There’s a certain formality and classical forum that working from life provides. To a degree, it’s painting as theater. Posing a model to the exact composition, arranging how light illuminates the skin and ultimately disassociating yourself from the person your working with to lines, spheres and ovals.


Now I guess if I wanted to work from life now I could, but it would be a huge hassle. Paying someone to get naked in my studio a few hours a week might lead to some domestic conflict. (Note from your editor: You might find yourself sleeping in your studio) You see, I’m not selling paintings for 5 to 7 figures to private collectors or displaying renowned international galleries. So, I’d be left with beautiful paintings of the human form with no real final destination. I’m pretty sure my friends and family wouldn’t want scale paintings of a naked person they don’t know. Although, that’s an easier pill to swallow then having a painting of a disrobed person they do know, I could be wrong. Don’t mistake working a nude with a portrait or still life. While the skillset is the same, the sensibilities are different.


Two Nudes in the Forest, 1939

By Frida Kahlo

Oil on metal


Collage for Nude and White Flower, 1994

By Roy Lichtenstein

Collage on board


My wife would pose for a portrait but she’s not taking off her clothes, nor would my sons, or probably any of my friends. In fact, living in the tech age, they may not want to sit motionless for 40-minute stints. It seems counterintuitive to the pace of life in which we live our lives. Now, it’s just simpler to snap pictures on my phone and work from those photos, but there’s just no substitution to the light of a sun splashed studio, and how it washes over the human form.

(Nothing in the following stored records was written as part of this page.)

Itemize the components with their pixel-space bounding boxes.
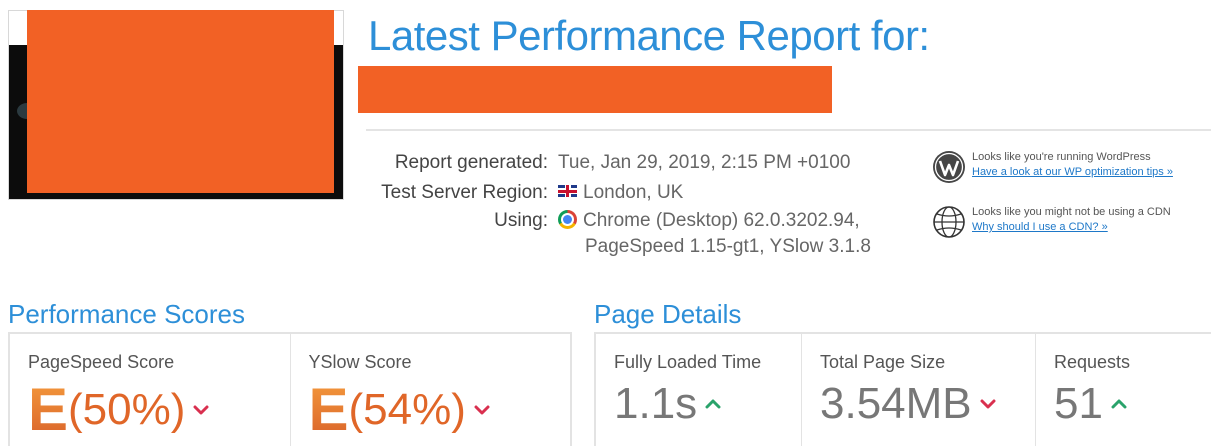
using-value-wrap: Chrome (Desktop) 62.0.3202.94, (558, 210, 860, 232)
wordpress-notice-text: Looks like you're running WordPress (972, 151, 1151, 163)
yslow-grade: E (308, 376, 349, 443)
uk-flag-icon (558, 185, 577, 197)
pagespeed-grade: E (28, 376, 68, 443)
cdn-notice-text: Looks like you might not be using a CDN (972, 206, 1171, 218)
requests-value: 51 (1054, 379, 1103, 428)
redacted-thumbnail-block (27, 10, 334, 193)
page-title: Latest Performance Report for: (368, 12, 930, 59)
server-region-value-wrap: London, UK (558, 182, 683, 204)
server-region-value: London, UK (583, 182, 684, 203)
wp-optimization-tips-link[interactable]: Have a look at our WP optimization tips … (972, 166, 1173, 178)
fully-loaded-cell: Fully Loaded Time 1.1s (596, 334, 802, 446)
trend-down-icon (474, 405, 490, 415)
globe-icon (933, 206, 965, 238)
why-use-cdn-link[interactable]: Why should I use a CDN? » (972, 221, 1108, 233)
page-size-value: 3.54MB (820, 379, 972, 428)
wordpress-icon (933, 151, 965, 183)
redacted-url-block (358, 66, 832, 113)
page-details-title: Page Details (594, 299, 742, 329)
trend-up-icon (1111, 399, 1127, 409)
using-value-line1: Chrome (Desktop) 62.0.3202.94, (583, 210, 860, 231)
requests-cell: Requests 51 (1036, 334, 1211, 446)
page-size-cell: Total Page Size 3.54MB (802, 334, 1036, 446)
yslow-score-cell: YSlow Score E (54%) (291, 334, 571, 446)
fully-loaded-value: 1.1s (614, 379, 698, 428)
pagespeed-score-label: PageSpeed Score (28, 352, 175, 372)
using-value-line2: PageSpeed 1.15-gt1, YSlow 3.1.8 (585, 236, 871, 257)
trend-down-icon (980, 399, 996, 409)
fully-loaded-label: Fully Loaded Time (614, 352, 762, 372)
yslow-percent: (54%) (348, 385, 466, 434)
trend-up-icon (705, 399, 721, 409)
requests-label: Requests (1054, 352, 1131, 372)
using-label: Using: (494, 210, 548, 231)
report-generated-value: Tue, Jan 29, 2019, 2:15 PM +0100 (558, 152, 851, 173)
wordpress-notice: Looks like you're running WordPress Have… (932, 150, 1173, 184)
header-divider (366, 129, 1211, 131)
server-region-label: Test Server Region: (381, 182, 548, 203)
chrome-icon (558, 210, 577, 229)
report-generated-label: Report generated: (394, 152, 548, 173)
performance-scores-title: Performance Scores (8, 299, 245, 329)
yslow-score-label: YSlow Score (308, 352, 412, 372)
pagespeed-score-cell: PageSpeed Score E (50%) (10, 334, 291, 446)
page-details-panel: Fully Loaded Time 1.1s Total Page Size 3… (594, 332, 1211, 446)
pagespeed-percent: (50%) (68, 385, 186, 434)
cdn-notice: Looks like you might not be using a CDN … (932, 205, 1171, 239)
page-size-label: Total Page Size (820, 352, 946, 372)
performance-scores-panel: PageSpeed Score E (50%) YSlow Score E (5… (8, 332, 572, 446)
trend-down-icon (193, 405, 209, 415)
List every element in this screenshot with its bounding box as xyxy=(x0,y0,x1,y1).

Study for "Battle of Casina", 1504

By Michelangelo

Chalk on paper


One more point I want to make is about what it means to work from life. Nudes have been a genre in art from the beginning. It’s the truth (or the fallacy), that artist seek in their work. You simply work with and accept what you actually see, not what you want to see. There’s an intimate relationship between model and artist. A relationship that is romanticized throughout history and is often illustrated in movies. This intimacy isn’t sexual, (at least it shouldn't be) but it’s accepting that model for who they are and interpreting them into artistic expression. Make no mistake, it takes a level of courage on the part of both artist and model. When you see yourself in the mirror or get out of the shower what do you see? The mole on your neck or uneven dimples? Or saggy arms, pot belly, stretch marks, or scars? Do you see someone that you’d wish was 25 lbs. lighter? Do the lines on your face camouflage someone you knew when you were younger? These things we hide with clothes are the very distinguishing features that define you in the eyes of an artist. They are transformed from the things you’re most embarrassed about to art.


Resource Supervisor Sleeping II, 1995

By Lucian Freud

Oil on Canvas, 6' x 6'


Le Grand Nu, 1917

By Amedeo Modigliani

Oil on canvas, 22" x 28"


At any rate, I may never work from nudes again. Unless of course, there’s any volunteers out there, then message me! Somehow all my nude figurative works from MICA are gone. All the hours spent in the studio, pads of newsprint, several substantial drawings and sustained canvases all missing. Perhaps victim to my disdain for figurative work when I left art school? None the less, the next time you come across nudes, be it paintings or drawings or even sculpture, take the time to see what’s there. It’s not shocking or obscene, but instead it’s a labor of courage, honesty, acceptance and (to a lesser degree) truth on both ends. Within that four-sided plane of canvas or paper, that individual with all those little imperfections is a work of art. It’s an image far more easier to embrace than perhaps what that other four-sided plane that hangs in your bathroom reflects.